I will speak from a historical perspective in defense of multiplication as corresponding to area.
Human cultures did not develop a symbolic understanding of multiplication for quite some time (perhaps even as late as the ancient Greeks, though I may be off here). The earliest recorded bits of evidence demonstrating human knowledge of multiplication show that multiplication was first understood geometrically: the quantity that we would now call $a\times b$ was defined to be the area of the rectangle of height $a$ and width $b$ to all early civilizations that knew of the concept, including the Mesopotamians (incl. Babylonians) and Egyptians.

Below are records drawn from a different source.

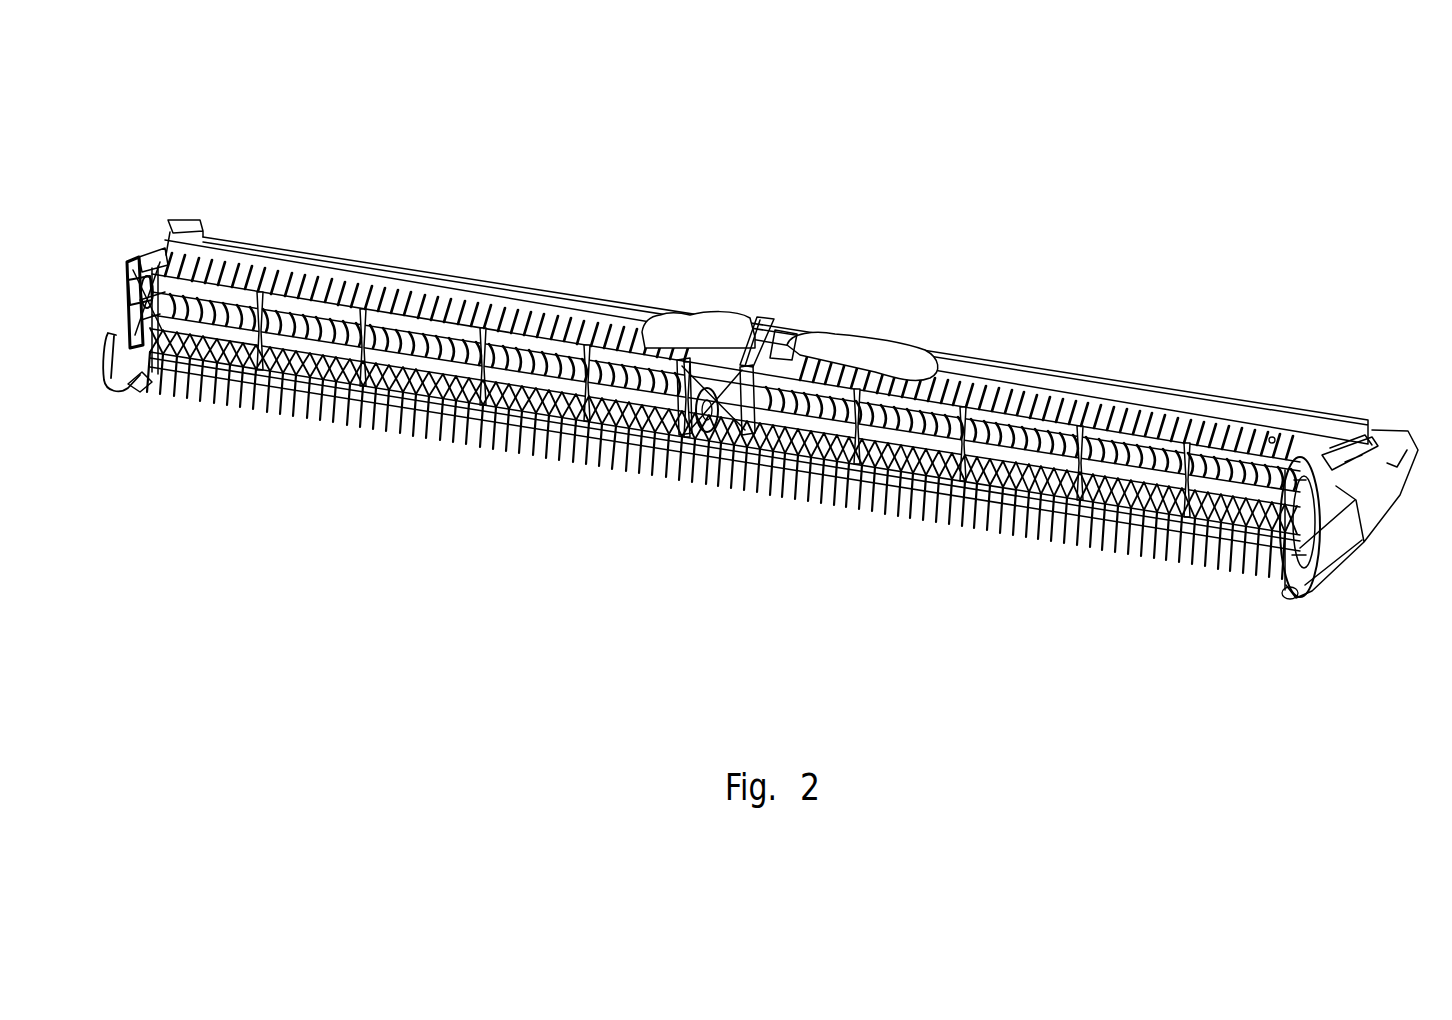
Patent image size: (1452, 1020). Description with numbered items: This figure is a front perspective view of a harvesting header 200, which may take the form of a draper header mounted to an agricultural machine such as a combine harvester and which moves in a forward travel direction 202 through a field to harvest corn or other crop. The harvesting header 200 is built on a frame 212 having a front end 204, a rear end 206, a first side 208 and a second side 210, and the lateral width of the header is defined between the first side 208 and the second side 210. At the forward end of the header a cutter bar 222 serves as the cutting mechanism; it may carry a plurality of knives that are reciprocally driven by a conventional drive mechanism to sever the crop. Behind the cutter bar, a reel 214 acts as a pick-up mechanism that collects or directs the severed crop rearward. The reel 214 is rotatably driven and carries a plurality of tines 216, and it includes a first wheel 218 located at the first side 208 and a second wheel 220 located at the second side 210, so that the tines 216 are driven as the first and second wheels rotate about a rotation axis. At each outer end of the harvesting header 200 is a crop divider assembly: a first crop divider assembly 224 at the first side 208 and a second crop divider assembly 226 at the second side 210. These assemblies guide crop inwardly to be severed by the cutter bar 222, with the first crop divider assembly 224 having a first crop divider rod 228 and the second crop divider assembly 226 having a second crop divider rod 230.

The harvesting header 200 is at (902, 185).
The forward travel direction 202 is at (632, 635).
The front end 204 is at (575, 525).
The rear end 206 is at (742, 292).
The first side 208 is at (122, 235).
The second side 210 is at (1385, 552).
The frame 212 is at (1010, 378).
The reel 214 is at (1117, 483).
The tines 216 is at (1158, 422).
The first wheel 218 is at (147, 250).
The second wheel 220 is at (1325, 467).
The cutter bar 222 is at (962, 528).
The first crop divider assembly 224 is at (133, 387).
The second crop divider assembly 226 is at (1325, 588).
The first crop divider rod 228 is at (107, 353).
The second crop divider rod 230 is at (1285, 587).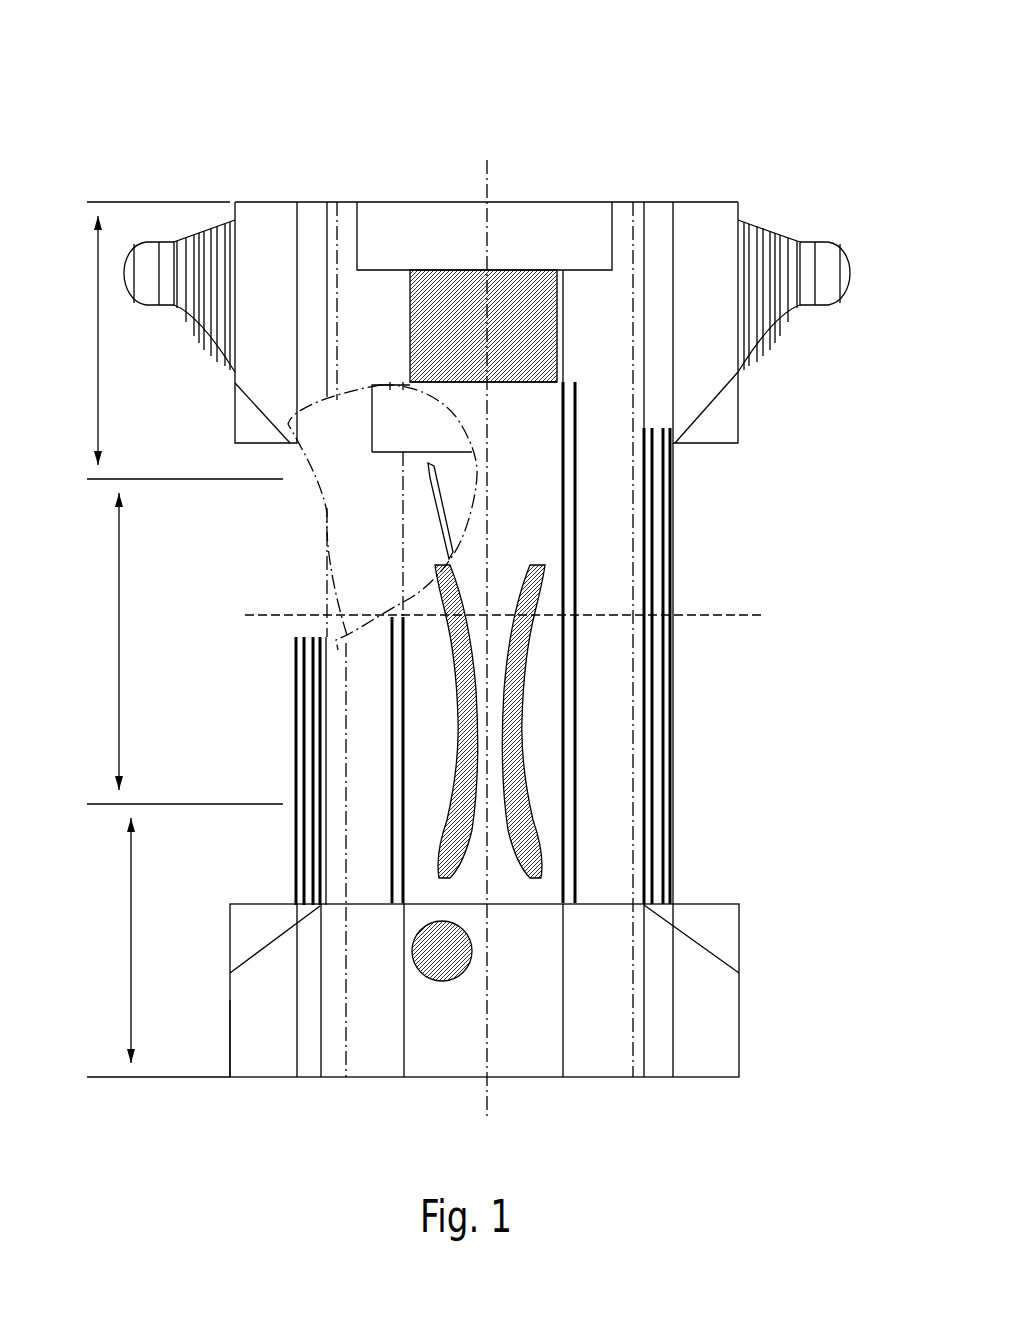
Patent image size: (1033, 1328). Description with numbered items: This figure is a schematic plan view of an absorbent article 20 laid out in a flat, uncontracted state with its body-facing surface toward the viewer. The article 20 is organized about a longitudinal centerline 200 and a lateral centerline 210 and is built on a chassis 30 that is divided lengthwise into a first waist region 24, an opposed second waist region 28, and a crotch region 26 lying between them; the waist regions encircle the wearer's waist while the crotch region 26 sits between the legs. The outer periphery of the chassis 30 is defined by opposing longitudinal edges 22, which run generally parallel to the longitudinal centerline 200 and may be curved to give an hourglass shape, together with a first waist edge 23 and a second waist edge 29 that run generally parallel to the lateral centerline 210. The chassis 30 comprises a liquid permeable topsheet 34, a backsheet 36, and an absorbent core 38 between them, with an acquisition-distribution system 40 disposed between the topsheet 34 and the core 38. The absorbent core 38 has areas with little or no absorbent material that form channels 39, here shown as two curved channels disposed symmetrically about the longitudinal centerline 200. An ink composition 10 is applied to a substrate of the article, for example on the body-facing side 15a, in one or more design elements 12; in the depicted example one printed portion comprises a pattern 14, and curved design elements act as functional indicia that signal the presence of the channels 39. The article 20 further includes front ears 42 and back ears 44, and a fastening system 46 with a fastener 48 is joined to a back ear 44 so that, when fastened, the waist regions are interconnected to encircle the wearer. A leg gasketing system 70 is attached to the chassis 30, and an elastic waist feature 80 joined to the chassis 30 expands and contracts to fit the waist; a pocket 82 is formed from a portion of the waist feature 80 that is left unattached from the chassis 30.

The absorbent article 20 is at (693, 100).
The second waist edge 29 is at (308, 202).
The chassis 30 is at (622, 202).
The elastic waist feature 80 is at (405, 224).
The longitudinal centerline 200 is at (497, 167).
The back ear 44 is at (770, 203).
The fastening system 46 is at (765, 240).
The fastener 48 is at (827, 253).
The pocket 82 is at (495, 270).
The pattern 14 is at (548, 358).
The ink composition 10 is at (535, 355).
The leg gasketing system 70 is at (598, 855).
The longitudinal edge 22 is at (672, 777).
The acquisition-distribution system 40 is at (415, 430).
The backsheet 36 is at (355, 510).
The absorbent core 38 is at (360, 470).
The channel 39 is at (430, 517).
The lateral centerline 210 is at (763, 615).
The topsheet 34 is at (448, 700).
The design element 12 is at (520, 723).
The front ear 42 is at (720, 1033).
The body-facing side 15a is at (285, 1068).
The first waist edge 23 is at (347, 1078).
The second waist region 28 is at (97, 334).
The crotch region 26 is at (118, 643).
The first waist region 24 is at (130, 934).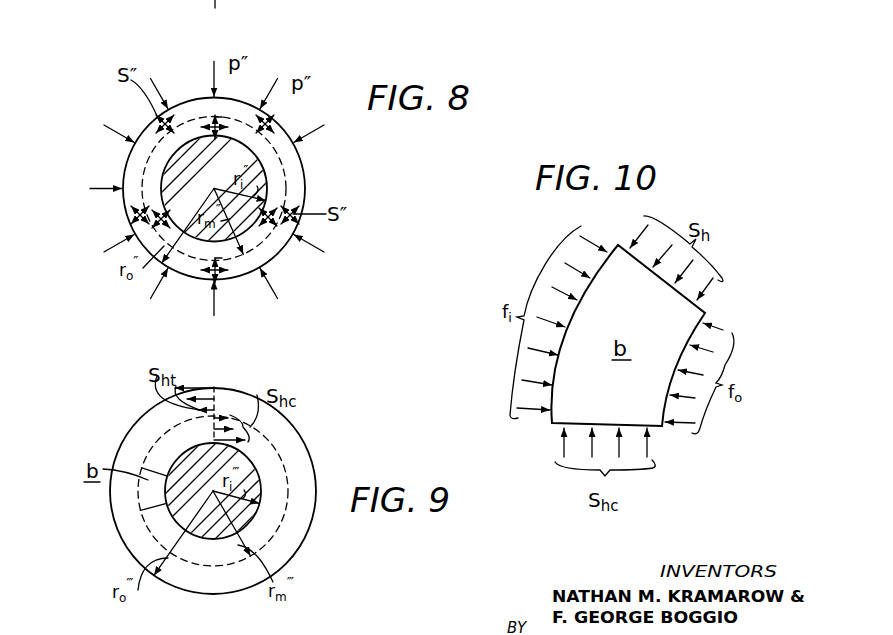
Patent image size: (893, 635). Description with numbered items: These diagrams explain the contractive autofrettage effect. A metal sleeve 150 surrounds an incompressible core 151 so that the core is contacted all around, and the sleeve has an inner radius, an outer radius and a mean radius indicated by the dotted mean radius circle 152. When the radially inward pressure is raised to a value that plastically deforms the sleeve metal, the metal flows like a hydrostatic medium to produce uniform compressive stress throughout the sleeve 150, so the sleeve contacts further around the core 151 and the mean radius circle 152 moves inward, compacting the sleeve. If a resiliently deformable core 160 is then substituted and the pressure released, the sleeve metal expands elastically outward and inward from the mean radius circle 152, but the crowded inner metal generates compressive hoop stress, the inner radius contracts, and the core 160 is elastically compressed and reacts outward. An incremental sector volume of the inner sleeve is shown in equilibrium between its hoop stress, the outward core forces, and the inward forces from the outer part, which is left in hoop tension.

In FIG. 8, the metal sleeve 150 is at (303, 162).
In FIG. 9, the metal sleeve 150 is at (125, 538).
In FIG. 8, the incompressible core 151 is at (183, 175).
In FIG. 8, the mean radius circle 152 is at (286, 179).
In FIG. 9, the mean radius circle 152 is at (302, 546).
In FIG. 9, the resiliently deformable core 160 is at (250, 484).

From this we might argue that the area of a rectangle is the most intuitive way to understand multiplication. The convenient aspect of this definition is that it is universal across all number systems that are a subset of the real numbers. As soon as one fixes a unit of length, there is a correspondence between any real number and a particular length (though the definition may be unwieldy for irrational numbers), and thus for any two real numbers $a$ and $b$ the rectangle of height $a$ and width $b$ is intuitively defined. In particular it is very easy to define geometrically the length corresponding to the fraction $a/b$, so this approach works very naturally for rational numbers, and indeed this is how ancient cultures understood multiplication of fractions. This universality in the definition is an advantage that the concept of integer multiplication as "repeated addition" lacks.
Later on, of course, humans developed the algebraic understanding of multiplication and generalized it to more abstract algebraic structures; from a certain point of view one could try to understand multiplication as this sort of algebraic formalism, but then again this is not so much "trying to understand" as "deciding not to bother."